„Gleiche Chancen für alle“
Elisabeth Ewen, Vorständin für Personal, Unternehmenskultur und Recht der Fraunhofer Gesellschaft, über Gender Equality in der Wissenschaft und das Personalmanagement einer der größten Forschungsorganisationen der Welt
Wissenschaftler sind im öffentlichen Diskurs gefragt wie nie zuvor – siehe Coronapandemie und Klimakatastrophe. Dabei hat die Zukunft große Nachwuchssorgen, vor allem in den Natur- und Ingenieurwissenschaften. Unter diesen Vorzeichen leitet Elisabeth Ewen das Personalmanagement der Fraunhofer-Gesellschaft.
Elisabeth Ewen, 58, ist seit August 2022 Vorständin für Personal, Unternehmenskultur und Recht der Fraunhofer-Gesellschaft, München. Die Juristin war dort zuvor Direktorin Personal. Ewen begann ihre Karriere 1994 in der Personalabteilung des Deutschen Zentrums für Luft- und Raumfahrt. Ein Jahr später wechselte sie zum GMD Forschungszentrum Informationstechnik, wo sie die Abteilung Personalbetreuung leitete. Seit 2001 ist sie bei Fraunhofer unter Vertrag.
Frau Ewen, Sie machen sich für mehr Frauen in Führungspositionen der Forschung stark. Haben wir da Nachholbedarf in Deutschland? Und wo steht Ihre eigene Organisation?

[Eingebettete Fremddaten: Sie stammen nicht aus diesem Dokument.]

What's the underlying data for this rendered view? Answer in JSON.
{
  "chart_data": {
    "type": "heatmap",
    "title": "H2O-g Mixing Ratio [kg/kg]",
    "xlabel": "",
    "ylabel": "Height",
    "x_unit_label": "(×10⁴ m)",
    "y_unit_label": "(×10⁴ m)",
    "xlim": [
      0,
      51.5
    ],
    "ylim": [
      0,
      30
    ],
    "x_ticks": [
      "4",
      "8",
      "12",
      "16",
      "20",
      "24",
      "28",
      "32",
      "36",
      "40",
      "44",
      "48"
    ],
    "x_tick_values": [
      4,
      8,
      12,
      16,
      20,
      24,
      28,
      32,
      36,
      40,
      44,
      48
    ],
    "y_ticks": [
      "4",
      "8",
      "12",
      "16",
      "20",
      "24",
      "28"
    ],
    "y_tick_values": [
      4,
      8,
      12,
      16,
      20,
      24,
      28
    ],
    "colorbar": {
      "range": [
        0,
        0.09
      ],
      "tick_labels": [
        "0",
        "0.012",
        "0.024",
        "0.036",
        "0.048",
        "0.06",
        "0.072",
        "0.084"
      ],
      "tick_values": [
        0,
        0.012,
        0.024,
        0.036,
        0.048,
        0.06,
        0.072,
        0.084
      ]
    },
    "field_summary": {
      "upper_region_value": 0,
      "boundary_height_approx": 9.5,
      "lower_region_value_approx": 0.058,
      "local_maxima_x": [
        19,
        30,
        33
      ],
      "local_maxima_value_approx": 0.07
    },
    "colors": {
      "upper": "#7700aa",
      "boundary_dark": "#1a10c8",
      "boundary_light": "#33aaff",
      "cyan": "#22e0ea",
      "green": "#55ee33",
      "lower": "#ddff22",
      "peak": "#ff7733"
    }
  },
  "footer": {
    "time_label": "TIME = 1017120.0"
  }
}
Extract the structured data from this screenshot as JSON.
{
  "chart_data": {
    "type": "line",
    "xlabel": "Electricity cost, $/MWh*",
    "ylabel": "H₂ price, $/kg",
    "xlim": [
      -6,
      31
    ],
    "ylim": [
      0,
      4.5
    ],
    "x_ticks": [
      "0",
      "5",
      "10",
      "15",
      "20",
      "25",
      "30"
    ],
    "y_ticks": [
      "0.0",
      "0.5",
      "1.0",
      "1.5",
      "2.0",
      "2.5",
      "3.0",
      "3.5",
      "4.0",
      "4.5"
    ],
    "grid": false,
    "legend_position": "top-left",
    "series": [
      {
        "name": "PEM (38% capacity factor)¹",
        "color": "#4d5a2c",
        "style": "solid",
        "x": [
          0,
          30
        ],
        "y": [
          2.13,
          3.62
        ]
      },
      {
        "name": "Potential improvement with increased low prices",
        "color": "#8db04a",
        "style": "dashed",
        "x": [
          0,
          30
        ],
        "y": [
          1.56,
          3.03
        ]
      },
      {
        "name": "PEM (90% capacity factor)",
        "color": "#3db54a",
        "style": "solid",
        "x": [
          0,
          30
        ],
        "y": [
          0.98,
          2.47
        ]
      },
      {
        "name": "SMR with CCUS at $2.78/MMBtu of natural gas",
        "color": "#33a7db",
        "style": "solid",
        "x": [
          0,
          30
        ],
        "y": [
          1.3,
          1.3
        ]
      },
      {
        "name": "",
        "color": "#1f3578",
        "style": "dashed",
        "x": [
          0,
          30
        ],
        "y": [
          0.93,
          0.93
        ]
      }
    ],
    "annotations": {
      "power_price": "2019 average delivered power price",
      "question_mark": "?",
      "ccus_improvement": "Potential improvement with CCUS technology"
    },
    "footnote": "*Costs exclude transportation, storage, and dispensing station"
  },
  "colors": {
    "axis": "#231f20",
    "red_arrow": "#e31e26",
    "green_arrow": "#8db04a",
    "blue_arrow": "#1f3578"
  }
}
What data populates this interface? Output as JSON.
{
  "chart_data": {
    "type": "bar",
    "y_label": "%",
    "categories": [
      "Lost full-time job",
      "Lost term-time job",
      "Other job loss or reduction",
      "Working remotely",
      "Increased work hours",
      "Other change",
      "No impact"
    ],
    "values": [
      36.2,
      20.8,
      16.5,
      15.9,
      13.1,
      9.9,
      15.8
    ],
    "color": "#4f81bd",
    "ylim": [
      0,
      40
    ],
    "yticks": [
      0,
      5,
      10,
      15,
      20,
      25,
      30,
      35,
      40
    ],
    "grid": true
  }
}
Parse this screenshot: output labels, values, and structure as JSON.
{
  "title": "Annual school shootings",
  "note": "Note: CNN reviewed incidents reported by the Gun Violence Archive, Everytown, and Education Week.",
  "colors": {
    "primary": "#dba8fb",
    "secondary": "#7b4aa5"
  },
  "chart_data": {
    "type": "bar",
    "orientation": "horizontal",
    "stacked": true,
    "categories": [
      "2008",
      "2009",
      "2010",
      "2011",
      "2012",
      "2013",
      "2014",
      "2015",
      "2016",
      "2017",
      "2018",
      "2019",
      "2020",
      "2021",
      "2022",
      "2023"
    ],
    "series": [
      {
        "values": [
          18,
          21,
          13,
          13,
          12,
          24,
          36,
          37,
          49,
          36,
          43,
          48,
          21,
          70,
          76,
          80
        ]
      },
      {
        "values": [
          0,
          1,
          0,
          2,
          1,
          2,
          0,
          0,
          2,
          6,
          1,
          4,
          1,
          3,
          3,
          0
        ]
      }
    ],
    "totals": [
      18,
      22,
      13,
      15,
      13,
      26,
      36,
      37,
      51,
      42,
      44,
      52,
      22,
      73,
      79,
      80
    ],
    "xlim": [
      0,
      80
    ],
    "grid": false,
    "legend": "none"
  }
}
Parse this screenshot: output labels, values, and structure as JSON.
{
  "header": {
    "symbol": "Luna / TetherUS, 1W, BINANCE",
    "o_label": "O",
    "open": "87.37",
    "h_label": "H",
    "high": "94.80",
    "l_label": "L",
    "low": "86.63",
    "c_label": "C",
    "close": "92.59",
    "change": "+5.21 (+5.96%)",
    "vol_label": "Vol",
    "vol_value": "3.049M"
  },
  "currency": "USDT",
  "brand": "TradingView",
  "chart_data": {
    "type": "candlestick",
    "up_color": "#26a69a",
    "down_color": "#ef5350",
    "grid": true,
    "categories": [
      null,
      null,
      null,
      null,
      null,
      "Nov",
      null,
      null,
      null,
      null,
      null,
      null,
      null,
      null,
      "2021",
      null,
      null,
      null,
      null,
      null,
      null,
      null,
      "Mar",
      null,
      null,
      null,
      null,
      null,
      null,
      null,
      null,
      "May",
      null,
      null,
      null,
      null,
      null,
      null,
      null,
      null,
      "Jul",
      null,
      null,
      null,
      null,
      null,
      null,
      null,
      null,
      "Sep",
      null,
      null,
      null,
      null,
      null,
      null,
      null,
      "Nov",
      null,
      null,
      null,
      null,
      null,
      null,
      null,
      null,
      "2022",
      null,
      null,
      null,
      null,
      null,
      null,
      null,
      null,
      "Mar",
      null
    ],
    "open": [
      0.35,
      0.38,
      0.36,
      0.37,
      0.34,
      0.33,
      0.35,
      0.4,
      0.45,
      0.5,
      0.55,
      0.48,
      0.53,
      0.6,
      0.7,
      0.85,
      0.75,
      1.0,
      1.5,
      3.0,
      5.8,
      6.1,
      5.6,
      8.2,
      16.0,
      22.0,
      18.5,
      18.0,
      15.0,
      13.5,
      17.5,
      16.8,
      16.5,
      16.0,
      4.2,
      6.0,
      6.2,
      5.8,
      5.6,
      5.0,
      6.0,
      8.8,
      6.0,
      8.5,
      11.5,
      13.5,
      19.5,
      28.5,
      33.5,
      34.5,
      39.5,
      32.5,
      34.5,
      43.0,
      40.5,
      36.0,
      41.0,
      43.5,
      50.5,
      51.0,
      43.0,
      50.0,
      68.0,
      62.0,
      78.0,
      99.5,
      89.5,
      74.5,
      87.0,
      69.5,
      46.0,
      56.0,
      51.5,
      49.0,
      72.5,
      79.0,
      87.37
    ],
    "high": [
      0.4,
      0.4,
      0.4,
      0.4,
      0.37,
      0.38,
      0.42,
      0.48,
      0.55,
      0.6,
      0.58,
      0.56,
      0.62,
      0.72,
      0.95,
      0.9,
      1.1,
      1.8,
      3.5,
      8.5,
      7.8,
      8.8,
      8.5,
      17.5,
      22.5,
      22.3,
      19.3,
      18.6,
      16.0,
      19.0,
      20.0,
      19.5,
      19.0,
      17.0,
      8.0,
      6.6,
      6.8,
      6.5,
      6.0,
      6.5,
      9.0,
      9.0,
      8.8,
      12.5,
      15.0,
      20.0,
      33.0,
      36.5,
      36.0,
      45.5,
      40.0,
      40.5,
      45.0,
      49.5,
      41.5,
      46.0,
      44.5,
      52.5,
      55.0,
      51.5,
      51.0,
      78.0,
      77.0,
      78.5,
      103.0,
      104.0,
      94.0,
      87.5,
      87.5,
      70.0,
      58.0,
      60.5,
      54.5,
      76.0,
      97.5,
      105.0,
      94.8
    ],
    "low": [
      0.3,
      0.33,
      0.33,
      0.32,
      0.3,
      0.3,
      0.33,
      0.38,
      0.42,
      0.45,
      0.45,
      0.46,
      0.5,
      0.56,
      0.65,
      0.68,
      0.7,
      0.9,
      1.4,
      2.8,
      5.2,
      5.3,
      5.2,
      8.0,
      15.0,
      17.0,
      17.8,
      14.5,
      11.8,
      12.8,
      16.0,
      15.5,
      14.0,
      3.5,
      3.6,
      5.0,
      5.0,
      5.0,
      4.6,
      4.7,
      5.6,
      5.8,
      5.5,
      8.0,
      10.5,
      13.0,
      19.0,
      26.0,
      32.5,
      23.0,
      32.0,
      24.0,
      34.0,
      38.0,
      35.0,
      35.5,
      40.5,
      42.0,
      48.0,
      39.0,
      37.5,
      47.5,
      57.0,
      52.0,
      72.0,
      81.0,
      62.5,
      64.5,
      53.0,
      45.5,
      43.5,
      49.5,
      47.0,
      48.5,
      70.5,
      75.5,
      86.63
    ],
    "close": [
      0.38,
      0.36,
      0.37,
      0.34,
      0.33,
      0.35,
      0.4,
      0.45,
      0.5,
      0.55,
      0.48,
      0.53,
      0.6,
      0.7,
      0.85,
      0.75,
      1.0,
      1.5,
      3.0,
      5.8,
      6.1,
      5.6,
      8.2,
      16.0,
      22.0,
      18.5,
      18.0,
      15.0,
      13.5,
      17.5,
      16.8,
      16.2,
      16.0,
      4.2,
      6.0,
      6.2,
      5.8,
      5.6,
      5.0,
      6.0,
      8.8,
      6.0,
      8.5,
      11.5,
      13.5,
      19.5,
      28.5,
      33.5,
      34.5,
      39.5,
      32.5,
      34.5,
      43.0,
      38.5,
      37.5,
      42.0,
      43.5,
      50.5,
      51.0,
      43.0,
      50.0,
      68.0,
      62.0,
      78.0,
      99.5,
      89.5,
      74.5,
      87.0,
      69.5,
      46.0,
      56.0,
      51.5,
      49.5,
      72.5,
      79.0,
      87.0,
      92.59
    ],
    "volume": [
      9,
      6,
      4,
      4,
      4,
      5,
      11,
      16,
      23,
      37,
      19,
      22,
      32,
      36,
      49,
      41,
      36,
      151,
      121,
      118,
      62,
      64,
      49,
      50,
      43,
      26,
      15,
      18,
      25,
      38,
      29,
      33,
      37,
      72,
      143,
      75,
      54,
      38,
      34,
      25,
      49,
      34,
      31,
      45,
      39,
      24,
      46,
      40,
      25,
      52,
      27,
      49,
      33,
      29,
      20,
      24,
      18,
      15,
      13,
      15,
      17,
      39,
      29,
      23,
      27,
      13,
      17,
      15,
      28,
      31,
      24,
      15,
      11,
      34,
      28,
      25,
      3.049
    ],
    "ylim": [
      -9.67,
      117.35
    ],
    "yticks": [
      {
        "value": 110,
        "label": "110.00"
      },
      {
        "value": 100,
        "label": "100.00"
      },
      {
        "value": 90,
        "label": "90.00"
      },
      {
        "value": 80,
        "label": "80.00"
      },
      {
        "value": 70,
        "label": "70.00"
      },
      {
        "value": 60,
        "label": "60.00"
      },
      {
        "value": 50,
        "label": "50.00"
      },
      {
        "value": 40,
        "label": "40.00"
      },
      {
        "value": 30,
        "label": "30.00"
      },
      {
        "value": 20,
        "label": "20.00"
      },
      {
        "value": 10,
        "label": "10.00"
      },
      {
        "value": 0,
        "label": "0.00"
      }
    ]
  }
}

Ewen Absolut. Das ist allerdings nicht nur ein Problem in der Forschung. Mehr Frauen auf allen Karrierestufen muss auch gesamtgesellschaftlich gesehen das Ziel sein. Fraunhofer engagiert sich seit vielen Jahren dafür, den Anteil von Wissenschaftlerinnen auf allen Karrierestufen zu erhöhen. Der Fraunhofer-Vorstand hat dazu eine Reihe von Maßnahmen beschlossen. Bei den Institutsleitungen und wissenschaftlichen Direktorinnen und Direktoren der Fraunhofer-Gesellschaft haben wir derzeit etwas mehr als 13 Prozent mit Frauen besetzt. Zum Vergleich: 2020 waren es noch 7 Prozent. Auf der Ebene der Führungskräfte mit disziplinarischer Befugnis haben wir einen Frauenanteil von knapp 18 Prozent. Bei den Neueinstellungen liegen wir bei einem Frauenanteil von 28,6 Prozent, 2020 waren es 27 Prozent. Der Frauenanteil steigt kontinuierlich, aber wir sind natürlich noch lange nicht da, wo wir sein wollen.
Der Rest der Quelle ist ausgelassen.